Il calcio dilettantistico campano incrocia le braccia. Durante l'ultimo turno di campionato, su diversi campi di Eccellenza e Promozione della regione, è andata in scena una protesta silenziosa ma dal forte impatto simbolico. Al fischio d'inizio dei direttori di gara, i calciatori di entrambe le formazioni sono rimasti fermi per 30 secondi, a braccia conserte, rifiutandosi di giocare per l'intera durata del primo mezzo minuto di gara. Un gesto plateale per manifestare il profondo dissenso verso le nuove direttive del Comitato Regionale Campania in merito all'impiego obbligatorio dei giovani.

Al centro della contesa c'è la proposta di introdurre l'obbligo del terzo "under" (un calciatore nato dal 2007 in poi) per la stagione 2026/2027. Secondo l'Associazione Italiana Calciatori (AIC) e i numerosi firmatari di una petizione che ha raccolto adesioni in tutto il Lazio e la Campania, questa norma non favorirebbe la reale crescita dei giovani, ma creerebbe un sistema di precariato sportivo.
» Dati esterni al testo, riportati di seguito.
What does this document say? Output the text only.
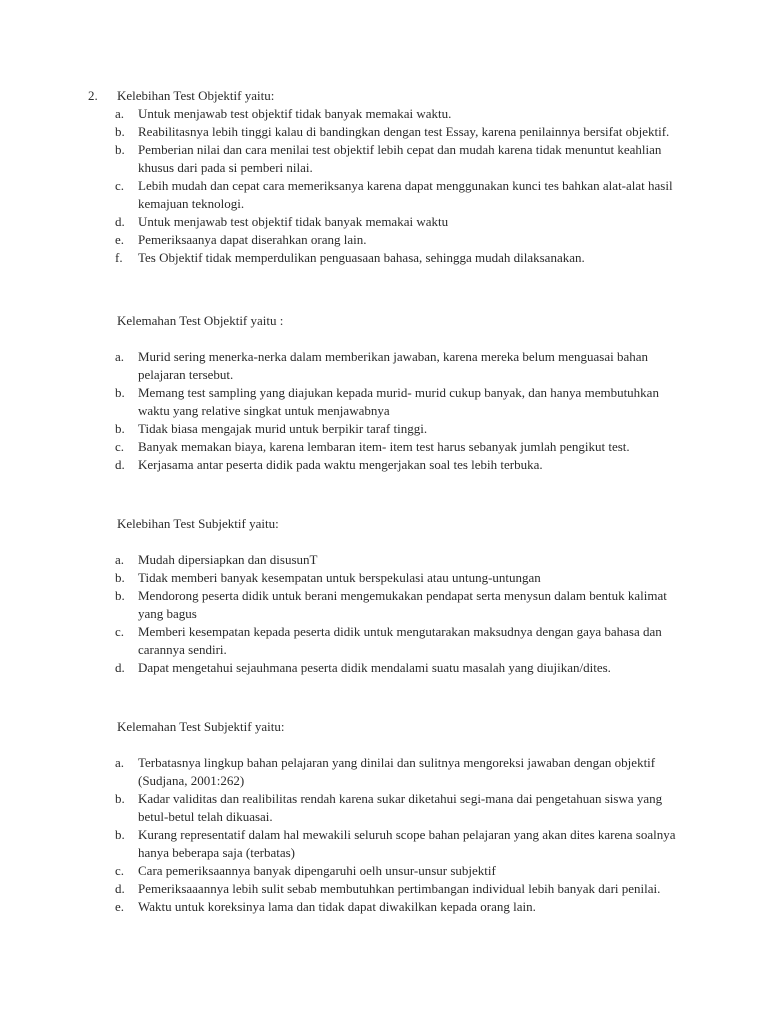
2. Kelebihan Test Objektif yaitu:
a. Untuk menjawab test objektif tidak banyak memakai waktu.
b. Reabilitasnya lebih tinggi kalau di bandingkan dengan test Essay, karena penilainnya bersifat objektif.
b. Pemberian nilai dan cara menilai test objektif lebih cepat dan mudah karena tidak menuntut keahlian khusus dari pada si pemberi nilai.
c. Lebih mudah dan cepat cara memeriksanya karena dapat menggunakan kunci tes bahkan alat-alat hasil kemajuan teknologi.
d. Untuk menjawab test objektif tidak banyak memakai waktu
e. Pemeriksaanya dapat diserahkan orang lain.
f. Tes Objektif tidak memperdulikan penguasaan bahasa, sehingga mudah dilaksanakan.
Kelemahan Test Objektif yaitu :
a. Murid sering menerka-nerka dalam memberikan jawaban, karena mereka belum menguasai bahan pelajaran tersebut.
b. Memang test sampling yang diajukan kepada murid- murid cukup banyak, dan hanya membutuhkan waktu yang relative singkat untuk menjawabnya
b. Tidak biasa mengajak murid untuk berpikir taraf tinggi.
c. Banyak memakan biaya, karena lembaran item- item test harus sebanyak jumlah pengikut test.
d. Kerjasama antar peserta didik pada waktu mengerjakan soal tes lebih terbuka.
Kelebihan Test Subjektif yaitu:
a. Mudah dipersiapkan dan disusunT
b. Tidak memberi banyak kesempatan untuk berspekulasi atau untung-untungan
b. Mendorong peserta didik untuk berani mengemukakan pendapat serta menysun dalam bentuk kalimat yang bagus
c. Memberi kesempatan kepada peserta didik untuk mengutarakan maksudnya dengan gaya bahasa dan carannya sendiri.
d. Dapat mengetahui sejauhmana peserta didik mendalami suatu masalah yang diujikan/dites.
Kelemahan Test Subjektif yaitu:
a. Terbatasnya lingkup bahan pelajaran yang dinilai dan sulitnya mengoreksi jawaban dengan objektif (Sudjana, 2001:262)
b. Kadar validitas dan realibilitas rendah karena sukar diketahui segi-mana dai pengetahuan siswa yang betul-betul telah dikuasai.
b. Kurang representatif dalam hal mewakili seluruh scope bahan pelajaran yang akan dites karena soalnya hanya beberapa saja (terbatas)
c. Cara pemeriksaannya banyak dipengaruhi oelh unsur-unsur subjektif
d. Pemeriksaaannya lebih sulit sebab membutuhkan pertimbangan individual lebih banyak dari penilai.
e. Waktu untuk koreksinya lama dan tidak dapat diwakilkan kepada orang lain.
Molti atleti, infatti, trovano spazio solo finché rientrano nei parametri dell'obbligo, per poi essere sistematicamente esclusi dalle rose una volta diventati "over", indipendentemente dal merito tecnico.

La protesta segue lo stato di agitazione proclamato dall'AIC nelle scorse settimane, dopo che le richieste di confronto con i vertici federali regionali sono rimaste inascoltate. I calciatori sostengono che un campionato con troppi obblighi di età finisca per abbassare il livello qualitativo della competizione e penalizzare i veterani, spingendo molti giocatori di esperienza verso il ritiro anticipato o verso categorie inferiori. Il segnale lanciato dai campi campani è chiaro: la categoria chiede di tornare a una selezione basata esclusivamente sulle capacità individuali e non sulla carta d'identità.

Ora la palla passa agli uffici del Comitato Regionale Campania. La determinazione mostrata dagli atleti nel fermare il gioco per 30 secondi indica che il clima è tutt'altro che disteso. Se non dovessero arrivare aperture o tavoli tecnici per ridiscutere l'assetto dei campionati futuri, non si escludono iniziative ancora più eclatanti nelle fasi finali della stagione, proprio mentre si decidono le promozioni e le retrocessioni nei massimi tornei regionali.